Aber der Zeitraum bis zum neuen Schuljahr war zu lang, um vernünftig zu bleiben. Ich ließ mich erneut gehen. Der Drogenkonsum- und Verkauf nahm stetig zu. Es konnte schon mal passieren, dass ich am Tag zehn Ecstasy, dazu Speed und natürlich Marihuana nahm. Ich war süchtig danach, nach den Glücksgefühlen und der Freiheit, die diese Mittel auslösten.
Es wurde zum Alltag, morgens nach Berlin zufahren und Drogen zu kaufen und diese ab dem frühen Abend selbst zu konsumieren. Ich verdiente nicht schlecht und mein Drogenkonsum war ebenfalls abgedeckt. Mittlerweile wohnte ich bei Simone. Später holte ich auch meine Vögel zu ihr, was ein großer Fehler war. Einer flog aus dem Fenster und der andere starb kurze Zeit später, weil er Kristalien gepickt hatte.
Schließlich wurde es mir bei Simone zu langweilig. Immer wieder das Gleiche, Drogen konsumieren, abspasten und warten bis einer nach dem anderen müde wurde. Wir hatten zwischendurch auch jede Menge Spaß, aber es wurde mit der Zeit immer monotoner und so fing ich mit Partygängen an, wo ich einiges an Geld ließ. Geld, das ich eigentlich für den nächsten Einkauf benötigte. Irgendwann stahl ich von Simone 400 DM, die sie für eine Anschaffung zur Seite gelegt hatte. Ich glaube, es war eine Waschmaschine, aber genau weiß ich es nicht mehr. Mich plagte zwar mein schlechtes Gewissen, aber mit dem Drogenkonsum schwand auch das. Sie bemerkte den Verlust sehr schnell und wurde allen gegenüber misstrauisch, was auch verständlich war.
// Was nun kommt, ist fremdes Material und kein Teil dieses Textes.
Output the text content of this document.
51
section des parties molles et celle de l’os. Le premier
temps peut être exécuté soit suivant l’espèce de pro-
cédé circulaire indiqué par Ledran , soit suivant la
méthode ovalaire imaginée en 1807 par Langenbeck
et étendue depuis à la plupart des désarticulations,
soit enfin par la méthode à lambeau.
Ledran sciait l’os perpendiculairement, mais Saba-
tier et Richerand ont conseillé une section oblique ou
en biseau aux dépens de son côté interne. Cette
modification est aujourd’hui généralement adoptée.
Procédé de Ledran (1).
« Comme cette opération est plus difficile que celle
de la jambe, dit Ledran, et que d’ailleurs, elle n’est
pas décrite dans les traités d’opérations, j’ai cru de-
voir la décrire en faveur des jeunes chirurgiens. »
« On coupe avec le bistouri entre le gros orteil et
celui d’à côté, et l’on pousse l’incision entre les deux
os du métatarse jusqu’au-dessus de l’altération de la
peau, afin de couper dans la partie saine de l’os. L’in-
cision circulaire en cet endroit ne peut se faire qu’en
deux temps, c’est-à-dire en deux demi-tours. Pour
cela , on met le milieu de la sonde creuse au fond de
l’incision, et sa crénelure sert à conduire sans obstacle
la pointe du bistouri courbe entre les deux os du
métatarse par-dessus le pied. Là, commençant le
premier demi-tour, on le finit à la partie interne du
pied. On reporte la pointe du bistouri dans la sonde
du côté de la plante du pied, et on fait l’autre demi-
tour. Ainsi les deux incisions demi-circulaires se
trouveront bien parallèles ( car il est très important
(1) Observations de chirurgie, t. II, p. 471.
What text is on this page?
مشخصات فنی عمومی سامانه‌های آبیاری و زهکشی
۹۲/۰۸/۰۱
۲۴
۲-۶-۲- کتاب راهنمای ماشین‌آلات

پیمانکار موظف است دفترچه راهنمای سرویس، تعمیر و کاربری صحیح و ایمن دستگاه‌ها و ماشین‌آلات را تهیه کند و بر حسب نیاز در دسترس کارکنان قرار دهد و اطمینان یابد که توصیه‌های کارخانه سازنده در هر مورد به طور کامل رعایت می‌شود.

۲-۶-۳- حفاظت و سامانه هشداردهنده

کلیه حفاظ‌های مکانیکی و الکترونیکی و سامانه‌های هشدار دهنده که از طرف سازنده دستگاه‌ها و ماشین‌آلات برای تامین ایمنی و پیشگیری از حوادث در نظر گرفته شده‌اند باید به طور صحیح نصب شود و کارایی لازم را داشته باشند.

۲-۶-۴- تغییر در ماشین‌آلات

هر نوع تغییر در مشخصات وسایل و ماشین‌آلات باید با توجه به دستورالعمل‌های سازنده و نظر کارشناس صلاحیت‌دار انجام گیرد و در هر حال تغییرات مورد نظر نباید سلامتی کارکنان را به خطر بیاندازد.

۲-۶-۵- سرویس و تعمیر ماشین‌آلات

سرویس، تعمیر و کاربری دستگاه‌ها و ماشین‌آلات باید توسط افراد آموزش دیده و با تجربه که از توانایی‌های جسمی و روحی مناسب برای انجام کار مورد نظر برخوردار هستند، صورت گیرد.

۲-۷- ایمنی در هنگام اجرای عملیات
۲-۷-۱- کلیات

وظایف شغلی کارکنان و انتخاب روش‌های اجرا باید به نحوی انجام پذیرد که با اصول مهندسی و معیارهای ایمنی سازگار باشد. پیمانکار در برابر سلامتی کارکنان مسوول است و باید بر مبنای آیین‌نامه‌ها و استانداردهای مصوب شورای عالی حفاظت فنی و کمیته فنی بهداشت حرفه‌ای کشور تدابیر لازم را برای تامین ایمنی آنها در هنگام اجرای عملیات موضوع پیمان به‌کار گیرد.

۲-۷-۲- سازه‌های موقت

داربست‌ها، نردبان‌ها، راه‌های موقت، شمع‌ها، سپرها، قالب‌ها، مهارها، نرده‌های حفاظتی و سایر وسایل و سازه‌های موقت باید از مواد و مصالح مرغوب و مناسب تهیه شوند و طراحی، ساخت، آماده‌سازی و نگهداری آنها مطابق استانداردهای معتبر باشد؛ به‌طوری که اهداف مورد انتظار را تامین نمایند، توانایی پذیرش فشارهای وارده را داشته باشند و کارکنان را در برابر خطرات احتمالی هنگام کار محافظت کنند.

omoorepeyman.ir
Irgendwann tauchten ein paar Jungs in der Wohnung auf und verprügelten mich. Es ging so weit, dass sie mir sogar eine Waffe an den Kopf hielten. Ich hatte von den Tritten und Schlägen Schmerzen am ganzen Körper und riesige Angst, als sie mir die Knarre vorhielten, aber ich gab nicht zu, dass ich das Geld gestohlen hatte. Bis zum heutigen Tag wissen sie es nicht. Aber es war mir eine Lektion. Ich schwor mir, nie wieder Freunde zu bestehlen, was ich auch einhielt. Zu Simone und den anderen suchte ich keinen Kontakt mehr.
Irgendwann lernte ich Nicole kennen. Ich glaube, es war auf einer Party, so genau weiß ich das nicht mehr. Jedenfalls zog ich mit ihr durch die Gegend. Wir feierten viel und waren viel auf Droge, aber alles in Maßen. Da wir beide nicht viel Geld hatten, fingen wir an, in Klamottenläden zu klauen. Sie zeigte mir die Geschäfte, wo es besonders gut ging, und brachte mir Tricks bei, um, vor allem ohne gefasst zu werden, erfolgreich zu sein. Erstaunlicherweise waren wir sehr erfolgreich, sodass unsere Diebestouren bald zur Sucht wurden. Mein bester Diebstahl waren zehn Zentimeter hohe Buffalos. Es war erstaunlich, aber ich wurde dabei nicht erwischt. Ich zog sie einfach an und ging damit hinaus.
Kurz vor meinem achtzehnten Geburtstag war ich sehr tief gesunken. Drogen und Party bestimmten meinen Alltag, an Schule war nicht mehr zu denken, da ich wusste, dass ich aus diesem Sumpf nicht herauskommen würde. Das Umfeld, die Probleme und der Freundeskreis blieben gleich. Es wäre naiv gewesen, zu glauben, dass ich es unter diesen Umständen schaffen könnte.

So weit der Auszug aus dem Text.